The next song is the seventh on the album, "Being For The Benefit For Mr. Kite!" is another song written about a poster/newspaper ad. Paul plays this at his recent shows and it's not one of my favorites to hear, but it's special because he said it obviously was recorded as a track they knew they would never perform in concert (they stopped touring years prior). So he likes to challenge himself to play it live recently.

Another Indian influenced song by George, this one is "Within You Without You." It's one of my favorite George/Beatle songs. I think it is extremely underrated. The lyrics in this song are so beautiful.

We were talking about the space between us all
And the people who hide themselves behind a wall of illusion

Never glimpse the truth
Then it's far too late when they pass away

We were talking about the love we all could share
When we find it to try our best to hold it there with our love
With our love, we could save the world, if they only knew


Try to realise it's all within yourself
No one else can make you change

And to see you're really only very small
And life flows on within you and without you

"When I'm Sixty Four" is a Paul song that I would love to see him perform live now. I never was crazy about it until recently.

"Good Morning Good Morning" is the eleventh song on Sgt. Pepper. It's a John led song and is all about a life of normalcy and the boredom that can accompany it.

The next song is "Sgt. Pepper's Lonely Heart's Club Band - Reprise." It's a shorter riff off the intro song. It brings the concept album idea full circle.

The final track, maybe the greatest of them all..."A Day In The Life," is the song to listen to. It's a dramatic energetic song that keeps you engaged throughout the entire thing. There's nothing I can really write about the song to give justice to it. So here's some text from Genius: 

"For “A Day in the Life,” Lennon wrote the opening and closing sections, while McCartney contributed the “Woke up/Fell out of bed” middle.

For the climax, they hired 40 musicians, dressed them in tuxedos and funny hats, and told them they had 15 bars to ascend from the lowest note on their instruments to the highest.

The song has often been rated as The Beatles' best, with reviewers calling it “one of the most ambitious, influential, and groundbreaking works in pop music history” and “perhaps one of the most important single tracks in the history of rock music.”"

There's no arguing that this is a great album. To me, it's just funny how it's so far derived from what four mop-tops from Liverpool known as "The Beatles" original "she loves you yeah yeah yeah" sound was. The experimentation and development of a concept album is thrilling in the sense that it's The Beatles, in 1967, as a fictitious band called Sgt. Pepper's Lonely Hearts Club Band and they created all this new timeless music.

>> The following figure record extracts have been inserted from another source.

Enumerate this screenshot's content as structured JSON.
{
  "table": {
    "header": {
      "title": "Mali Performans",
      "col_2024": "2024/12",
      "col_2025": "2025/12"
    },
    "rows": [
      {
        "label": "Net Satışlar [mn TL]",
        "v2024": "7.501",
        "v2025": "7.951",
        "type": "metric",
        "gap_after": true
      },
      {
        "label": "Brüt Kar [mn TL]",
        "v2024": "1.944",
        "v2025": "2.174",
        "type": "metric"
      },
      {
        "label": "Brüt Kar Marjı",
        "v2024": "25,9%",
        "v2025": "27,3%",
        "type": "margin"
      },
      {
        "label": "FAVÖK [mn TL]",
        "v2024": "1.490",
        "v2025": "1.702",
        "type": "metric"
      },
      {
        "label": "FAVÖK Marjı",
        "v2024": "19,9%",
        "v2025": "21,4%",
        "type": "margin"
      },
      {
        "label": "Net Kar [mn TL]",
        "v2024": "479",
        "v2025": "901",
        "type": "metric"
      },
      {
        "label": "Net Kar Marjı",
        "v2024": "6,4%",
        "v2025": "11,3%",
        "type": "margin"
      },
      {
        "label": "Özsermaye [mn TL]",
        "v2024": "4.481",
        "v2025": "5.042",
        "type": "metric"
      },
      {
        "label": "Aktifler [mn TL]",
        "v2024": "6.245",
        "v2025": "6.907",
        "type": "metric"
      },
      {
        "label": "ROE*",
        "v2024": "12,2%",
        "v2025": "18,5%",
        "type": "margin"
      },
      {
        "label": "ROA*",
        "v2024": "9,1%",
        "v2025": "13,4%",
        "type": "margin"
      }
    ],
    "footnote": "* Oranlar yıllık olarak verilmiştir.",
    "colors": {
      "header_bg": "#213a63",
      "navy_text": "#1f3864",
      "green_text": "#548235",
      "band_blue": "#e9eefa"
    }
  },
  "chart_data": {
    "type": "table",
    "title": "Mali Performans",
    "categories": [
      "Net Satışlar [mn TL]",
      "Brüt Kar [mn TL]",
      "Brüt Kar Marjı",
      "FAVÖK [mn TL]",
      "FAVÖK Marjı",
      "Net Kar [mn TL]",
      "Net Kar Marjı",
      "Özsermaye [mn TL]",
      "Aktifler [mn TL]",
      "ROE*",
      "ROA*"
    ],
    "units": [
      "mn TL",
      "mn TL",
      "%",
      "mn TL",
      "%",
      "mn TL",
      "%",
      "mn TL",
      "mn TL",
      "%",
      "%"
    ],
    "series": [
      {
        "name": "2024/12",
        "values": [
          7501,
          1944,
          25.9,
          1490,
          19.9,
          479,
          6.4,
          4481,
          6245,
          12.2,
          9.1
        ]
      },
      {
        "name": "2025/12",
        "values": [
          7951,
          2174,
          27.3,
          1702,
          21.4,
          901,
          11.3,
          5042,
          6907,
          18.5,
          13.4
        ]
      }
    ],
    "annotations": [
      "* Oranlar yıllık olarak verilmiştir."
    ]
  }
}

The most impressive part to me, is the fact that the group's entire music catalog, to this day, is still timeless. They take steps away from this depiction of who they presented themselves to America as, in pressed suits and done hair, and really became themselves. This record is about being whoever you want and experimentation.

It's truly a work of art, from the inserts inside the record itself to the outfits, the inspirations, the evolutions, everything. This is one of my favorite albums without a doubt.